FTB does teach students "Never resign with your queen still on the board. She is a huge difference maker. Look for back rank mate, battery support mate, or a perpetual check draw. If you cannot win, play for a draw." Of course, we all should resign courteously when down material to a grandmaster.
|Dec-03-19|| ||fredthebear: As far as the Colle System goes, Black certainly does have a handful of useful ways to equalize against it. However, Black can also equalize against the Queen's Gambit, English Opening, Catalan, etc. as well.|
Perhaps it is easier for Black to achieve and maintain equality against the Colle than some of the others. (Of course, White gets an easy, effortless start; it's a trade-off.) If the kingside assault is neutralized, the Colle player must be able to convert the queenside pawn majority into a passed pawn promotion (but this would apply to other openings as well).
The preference for other White openings is their space, flexibility of operations yielding more creativity, more pressure on the defense. Against the Colle, Black can equalize and then has ways to seek the initiative. Follow <keypusher>'s explanations above to see how.

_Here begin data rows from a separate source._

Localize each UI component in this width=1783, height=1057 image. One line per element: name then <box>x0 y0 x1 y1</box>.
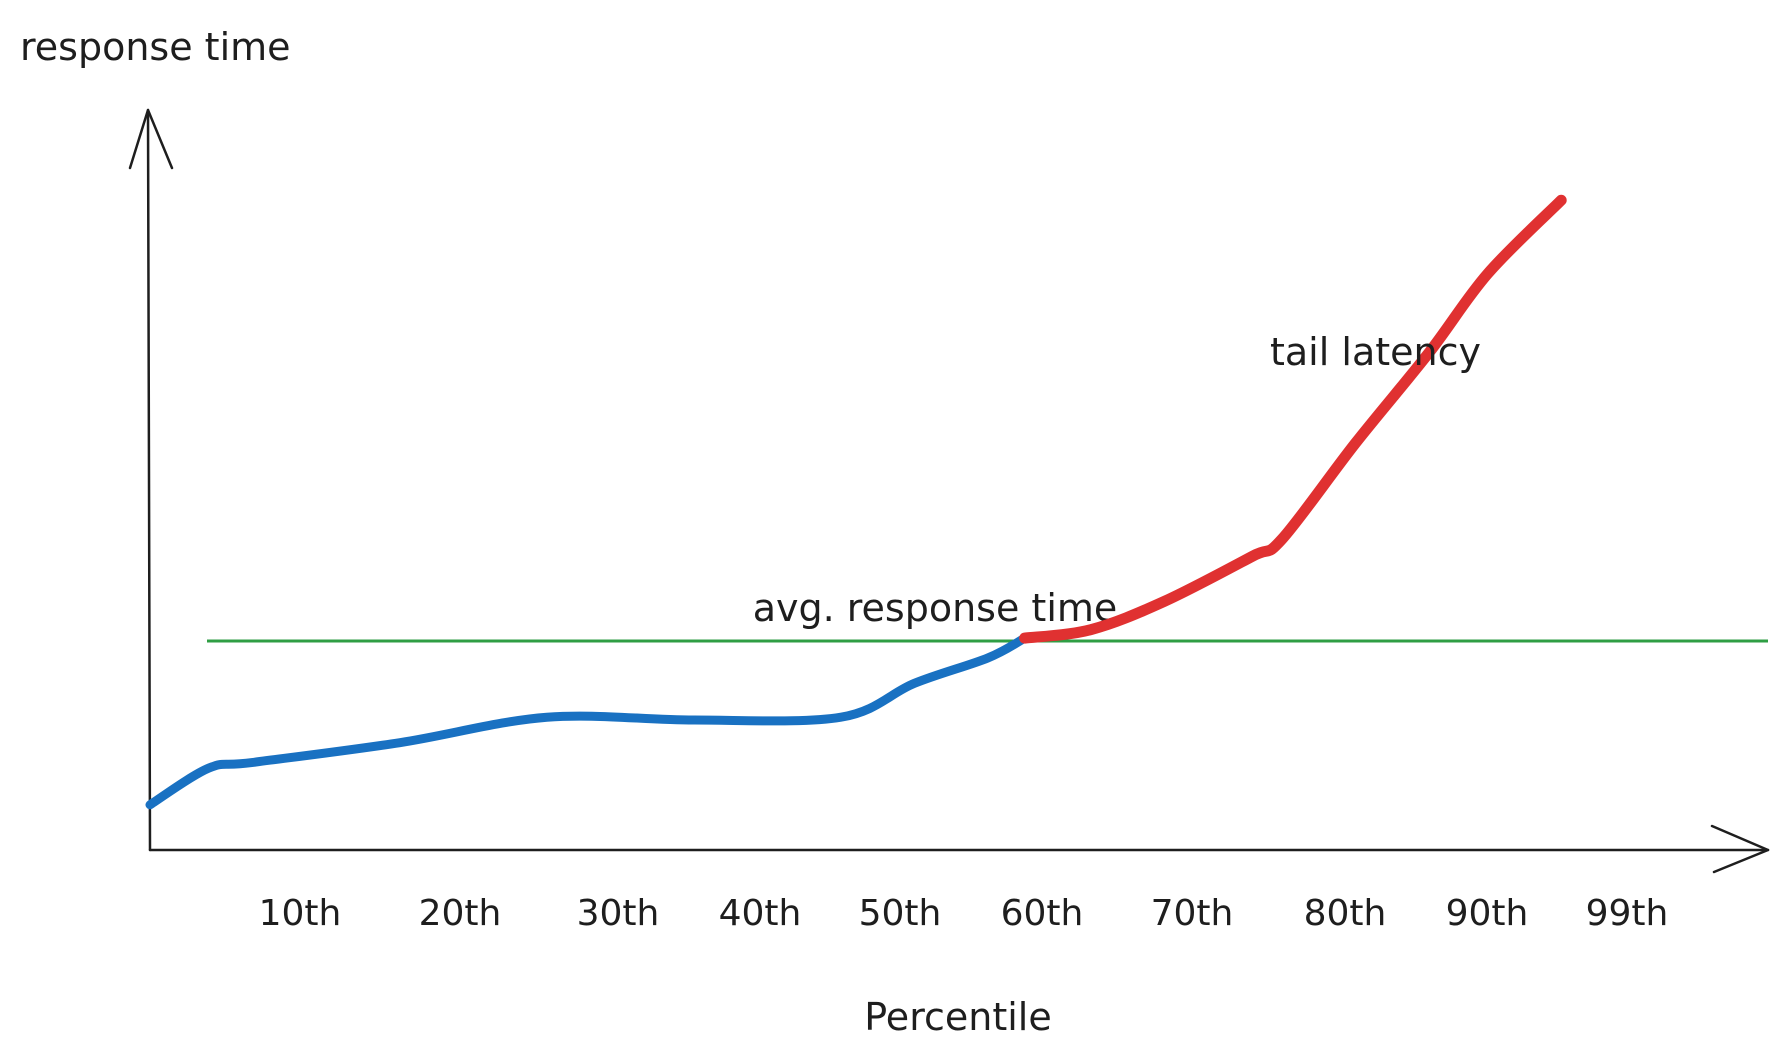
x-tick-20th: 20th <box>419 893 502 934</box>
red-tail-latency-curve <box>1019 194 1567 644</box>
x-tick-70th: 70th <box>1151 893 1234 934</box>
x-axis-arrowhead <box>1710 824 1770 874</box>
x-tick-30th: 30th <box>577 893 660 934</box>
axes <box>128 108 1770 874</box>
y-axis <box>146 108 152 852</box>
x-tick-80th: 80th <box>1304 893 1387 934</box>
x-tick-labels: 10th 20th 30th 40th 50th 60th 70th 80th 90th 99th <box>259 893 1669 934</box>
tail-latency-label: tail latency <box>1270 330 1481 374</box>
x-tick-50th: 50th <box>859 893 942 934</box>
x-tick-90th: 90th <box>1446 893 1529 934</box>
avg-response-time-label: avg. response time <box>753 586 1118 630</box>
blue-response-curve <box>145 633 1030 810</box>
x-tick-10th: 10th <box>259 893 342 934</box>
x-tick-40th: 40th <box>719 893 802 934</box>
series-group <box>145 194 1567 810</box>
x-tick-60th: 60th <box>1001 893 1084 934</box>
y-axis-label: response time <box>20 25 291 69</box>
x-tick-99th: 99th <box>1586 893 1669 934</box>
x-axis-label: Percentile <box>864 995 1051 1039</box>
y-axis-arrowhead <box>128 108 174 170</box>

The Colle 5.c3 System and the Colle 5.b3 System can be recommended to all with no guarantees. Simply, FTB has said this: "I've never got a bad game when I played the Colle. My chances were fairly good." Much the same could be said for other opening systems, such as the London System, Reti, or King's Indian Attack, etc. If thy center holds up, all minor pieces are active, and the king is safely castled to connect the rooks, one can expect to have a fighting chance in the middlegame based upon piece placement ideas without having to know lots of lengthy opening theory.
Does anyone have thoughts on the best (visually appealing, fewest typos and diagram errors) chess E-books?